The Bookseller ran its first “regional” focus back in May 2017, prompted partly by a sense that the magazine wasn’t covering these publishers well (if at all); but also that there had been a shift in the landscape, and small presses were no longer content to “stay in the margins”, but wanted to operate, alongside the corporates, in the general market. This week’s launch of Amanda Ridout’s new venture, Boldwood Books, is another good example: albeit London-based, its intention is to publish globally from the start, scaling up as is necessary. The decision not to offer advances, but extend to authors a profit share is not out of step with how other small presses operate, growing incrementally rather than taking the big bets.
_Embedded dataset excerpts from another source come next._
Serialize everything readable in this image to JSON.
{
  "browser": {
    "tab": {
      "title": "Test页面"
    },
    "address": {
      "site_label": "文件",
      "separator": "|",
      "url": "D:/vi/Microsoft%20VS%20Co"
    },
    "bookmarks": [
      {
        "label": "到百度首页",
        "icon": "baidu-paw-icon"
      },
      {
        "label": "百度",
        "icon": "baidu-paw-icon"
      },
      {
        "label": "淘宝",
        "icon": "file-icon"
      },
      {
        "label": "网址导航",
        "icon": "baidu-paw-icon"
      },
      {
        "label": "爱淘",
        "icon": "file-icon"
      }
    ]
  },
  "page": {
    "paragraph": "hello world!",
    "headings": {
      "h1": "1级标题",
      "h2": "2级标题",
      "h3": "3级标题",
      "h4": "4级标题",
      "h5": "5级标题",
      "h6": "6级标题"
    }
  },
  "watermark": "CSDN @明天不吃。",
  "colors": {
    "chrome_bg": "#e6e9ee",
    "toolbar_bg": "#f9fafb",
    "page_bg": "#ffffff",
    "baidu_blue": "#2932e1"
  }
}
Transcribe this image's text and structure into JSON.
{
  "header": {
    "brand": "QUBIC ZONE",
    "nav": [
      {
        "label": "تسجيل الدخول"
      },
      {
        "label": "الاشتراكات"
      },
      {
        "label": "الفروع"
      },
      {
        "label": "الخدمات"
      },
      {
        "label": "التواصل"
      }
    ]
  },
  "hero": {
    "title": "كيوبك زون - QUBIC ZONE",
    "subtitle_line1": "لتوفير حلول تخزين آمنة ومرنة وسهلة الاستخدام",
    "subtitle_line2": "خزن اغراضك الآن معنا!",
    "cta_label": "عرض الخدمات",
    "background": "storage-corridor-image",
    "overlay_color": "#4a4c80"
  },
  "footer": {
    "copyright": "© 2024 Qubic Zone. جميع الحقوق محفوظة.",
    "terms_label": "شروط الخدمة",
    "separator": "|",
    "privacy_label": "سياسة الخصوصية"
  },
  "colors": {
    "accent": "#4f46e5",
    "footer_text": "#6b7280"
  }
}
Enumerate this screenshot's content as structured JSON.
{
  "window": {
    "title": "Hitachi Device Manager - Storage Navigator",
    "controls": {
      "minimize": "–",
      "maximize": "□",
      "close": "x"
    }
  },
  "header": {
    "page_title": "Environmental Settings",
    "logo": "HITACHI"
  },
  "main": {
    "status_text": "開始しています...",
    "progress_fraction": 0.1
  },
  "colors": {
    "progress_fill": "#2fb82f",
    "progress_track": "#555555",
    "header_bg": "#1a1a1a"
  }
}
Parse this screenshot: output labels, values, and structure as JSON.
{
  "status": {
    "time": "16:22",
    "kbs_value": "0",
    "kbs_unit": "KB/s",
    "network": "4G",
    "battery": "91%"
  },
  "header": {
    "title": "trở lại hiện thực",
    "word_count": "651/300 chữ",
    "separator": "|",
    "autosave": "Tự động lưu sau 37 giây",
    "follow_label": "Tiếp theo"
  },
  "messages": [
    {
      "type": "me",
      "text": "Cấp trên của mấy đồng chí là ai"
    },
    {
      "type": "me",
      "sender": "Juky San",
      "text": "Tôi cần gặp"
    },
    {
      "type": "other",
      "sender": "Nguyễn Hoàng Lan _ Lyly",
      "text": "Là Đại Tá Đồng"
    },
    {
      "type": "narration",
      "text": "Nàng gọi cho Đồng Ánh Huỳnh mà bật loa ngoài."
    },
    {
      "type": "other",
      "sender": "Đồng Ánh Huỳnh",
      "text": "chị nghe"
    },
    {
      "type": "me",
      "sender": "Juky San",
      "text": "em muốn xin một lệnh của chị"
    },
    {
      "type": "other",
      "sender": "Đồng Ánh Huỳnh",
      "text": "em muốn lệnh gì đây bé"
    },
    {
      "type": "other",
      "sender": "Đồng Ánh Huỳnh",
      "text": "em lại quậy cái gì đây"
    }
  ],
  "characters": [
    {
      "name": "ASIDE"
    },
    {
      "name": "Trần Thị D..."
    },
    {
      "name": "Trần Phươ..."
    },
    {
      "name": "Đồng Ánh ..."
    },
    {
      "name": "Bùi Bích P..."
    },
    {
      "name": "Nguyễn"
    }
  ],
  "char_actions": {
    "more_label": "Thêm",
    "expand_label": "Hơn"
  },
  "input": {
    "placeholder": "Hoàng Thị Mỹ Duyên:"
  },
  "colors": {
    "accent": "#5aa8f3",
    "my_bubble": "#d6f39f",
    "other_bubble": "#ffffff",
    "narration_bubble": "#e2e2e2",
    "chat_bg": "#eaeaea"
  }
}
Scottish micros Knight Errant, Monstrous Regiment, and Little Door are similarly dextrous—“we just learn to adapt and overcome”, says Knight’s Nathaniel Kunitsky. This can-do attitude was evident at the Inpress Festival of Publishing event last week, where the strapline was that independents were the new mainstream. That organisation, which represents 55 UK-based indie presses, said that 70% of its members saw their sales increase in 2018.
So, boom time for all? Maybe. The truth is that for many of these publishers the mainstream is still a stretch: we rarely see their books in the bestseller charts—even the Scottish chart features just one native press—and some bristle at the discounts demanded by the chains that could project them onto such lists. Some see themselves as starter-homes for new writers, or shelters for writers left behind by bigger houses, or more simply as an alternative to the corporates. Others are passion projects, or engaged in publishing that otherwise would not happen. Many are—quietly, and in terms probably alien to bigger publishers—very successful at what they do.
Yet many small presses are not viable without the backing of Arts Council England, Creative Scotland or, increasingly, crowdfunding schemes such as Patreon and Kickstarter. London-based Jacaranda Books this week said it had received £25,000 in funds “unexpectedly” to support its aims. New children’s publisher Knights Of recently crowdfunded a bookshop. At the Inpress day, when I mentioned there was a new award for small presses at the Nibbies for companies with a turnover of up to £1m, there was a hollow laugh. The landscape may have flattened, but it can still be a barren environment.
But something has changed. The indies I see today are pushing harder for recognition, developing the sharp elbows they need for coverage, and demanding space at the table. And they are gaining ground. As Mark Twain almost said, it’s not their size that matters but the size of the fight that they have in them.